Open Source Use On The Rise, But Management Policies Lag
Among the biggest concerns keeping both large and small developers up at night are licensing and support.
The good news is the deployment of open source is growing. The bad news is that policies managing those projects are an afterthought.
Those are the results of an informal survey of developers at the Software Development West Software Development Conference this week.
Company officials at Black Duck Software, which conducted the survey among 50 developers who worked for companies ranging in size from less than 20 to 10,000, said they were surprised by the continued ad hoc approach to managing open source projects.
"There are a complex set of compliance, security, and management problems that can surface when OSS is used at enterprise scale, but these concerns seem to be secondary to getting the work done," said Peter Vescuso, an executive VP with Black Duck Software, from the conference.
Vescuso said many times developers do not know the licensing conditions attached to the open source code they're using, and without proper management policies in place they can easily run afoul of its licensing terms.

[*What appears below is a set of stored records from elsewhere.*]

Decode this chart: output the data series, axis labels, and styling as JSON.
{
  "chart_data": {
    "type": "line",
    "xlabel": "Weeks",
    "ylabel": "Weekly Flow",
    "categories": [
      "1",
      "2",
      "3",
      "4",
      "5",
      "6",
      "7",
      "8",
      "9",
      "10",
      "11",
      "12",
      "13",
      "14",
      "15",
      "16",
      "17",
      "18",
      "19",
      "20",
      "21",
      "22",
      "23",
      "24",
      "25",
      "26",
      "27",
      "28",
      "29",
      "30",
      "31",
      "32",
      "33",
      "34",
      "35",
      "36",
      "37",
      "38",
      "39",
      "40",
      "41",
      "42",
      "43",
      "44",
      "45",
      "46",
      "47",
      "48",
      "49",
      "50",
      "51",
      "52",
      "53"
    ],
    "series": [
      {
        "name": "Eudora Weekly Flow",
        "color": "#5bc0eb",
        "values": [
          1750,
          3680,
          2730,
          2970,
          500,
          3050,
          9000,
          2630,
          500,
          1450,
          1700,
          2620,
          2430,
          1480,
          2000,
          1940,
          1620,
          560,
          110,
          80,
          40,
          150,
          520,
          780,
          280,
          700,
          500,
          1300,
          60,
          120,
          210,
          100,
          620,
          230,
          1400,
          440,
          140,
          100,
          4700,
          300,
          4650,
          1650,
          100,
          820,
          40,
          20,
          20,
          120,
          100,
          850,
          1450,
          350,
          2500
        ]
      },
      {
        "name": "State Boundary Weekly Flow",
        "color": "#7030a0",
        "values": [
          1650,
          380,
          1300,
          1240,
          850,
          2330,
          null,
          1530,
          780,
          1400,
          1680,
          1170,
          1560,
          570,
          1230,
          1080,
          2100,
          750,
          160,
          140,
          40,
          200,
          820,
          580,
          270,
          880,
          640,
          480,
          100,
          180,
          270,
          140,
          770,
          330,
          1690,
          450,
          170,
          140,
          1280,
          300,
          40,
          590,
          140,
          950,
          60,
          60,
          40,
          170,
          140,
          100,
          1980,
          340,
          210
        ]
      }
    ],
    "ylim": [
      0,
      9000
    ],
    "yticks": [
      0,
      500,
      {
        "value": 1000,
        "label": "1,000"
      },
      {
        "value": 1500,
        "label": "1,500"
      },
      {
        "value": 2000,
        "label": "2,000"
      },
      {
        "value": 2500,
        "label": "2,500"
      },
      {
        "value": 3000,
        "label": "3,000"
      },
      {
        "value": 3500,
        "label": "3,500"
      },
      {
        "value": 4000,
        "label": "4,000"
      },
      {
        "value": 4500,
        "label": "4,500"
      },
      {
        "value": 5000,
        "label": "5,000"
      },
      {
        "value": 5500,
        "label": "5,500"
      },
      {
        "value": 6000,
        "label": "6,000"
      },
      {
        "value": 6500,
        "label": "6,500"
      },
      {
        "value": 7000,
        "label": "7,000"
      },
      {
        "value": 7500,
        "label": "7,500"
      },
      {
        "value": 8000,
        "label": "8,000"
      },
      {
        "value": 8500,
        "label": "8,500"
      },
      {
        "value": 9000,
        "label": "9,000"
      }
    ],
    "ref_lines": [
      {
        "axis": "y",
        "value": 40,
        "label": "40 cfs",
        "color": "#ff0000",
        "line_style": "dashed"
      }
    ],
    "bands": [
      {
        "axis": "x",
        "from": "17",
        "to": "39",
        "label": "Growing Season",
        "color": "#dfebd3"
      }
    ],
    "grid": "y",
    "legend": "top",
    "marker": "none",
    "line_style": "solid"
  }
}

According to the survey, 44% said they were using more open source software than they were a year ago, with 32% saying they were using about the same, and 12% saying they were using less.
However, only 22% said their respective companies have clear management policies and procedures in place for overseeing open source projects.
Underlining the widespread lack of management policies in place, the survey results showed that only 40% of companies with more than 500 developers had active management policies.
While some 82% of the respondents said they used some form of open source software, a large majority said they either had "little awareness" or no opinion to offer on Microsoft and that company's position on open source software. This took Vescuso by surprise, given that many of the developers attending the show were committed in varying degrees to Microsoft's .Net.
"With Microsoft talking about and opening up more towards open source, we thought people here would have some opinions about that, but it just drew a lot of blanks with them," Vescuso said.
Among the biggest concerns keeping both large and small developers up at night were licensing and support. A little more than 50% said they had issues or unanswered questions that relate to licensing open source software, while 21% worried about providing technical support. The third ranking issue on the worry list surrounded overall security.
On the positive side, 16% said they had no concerns or unresolved issues relating to open source.
Asked what programming language they most often used, 35% said Java, with another 27% preferring C and C++, and another 27% selecting C#. Not unexpectedly, Visual Basic was finished fourth with only 6% saying they used the Microsoft language.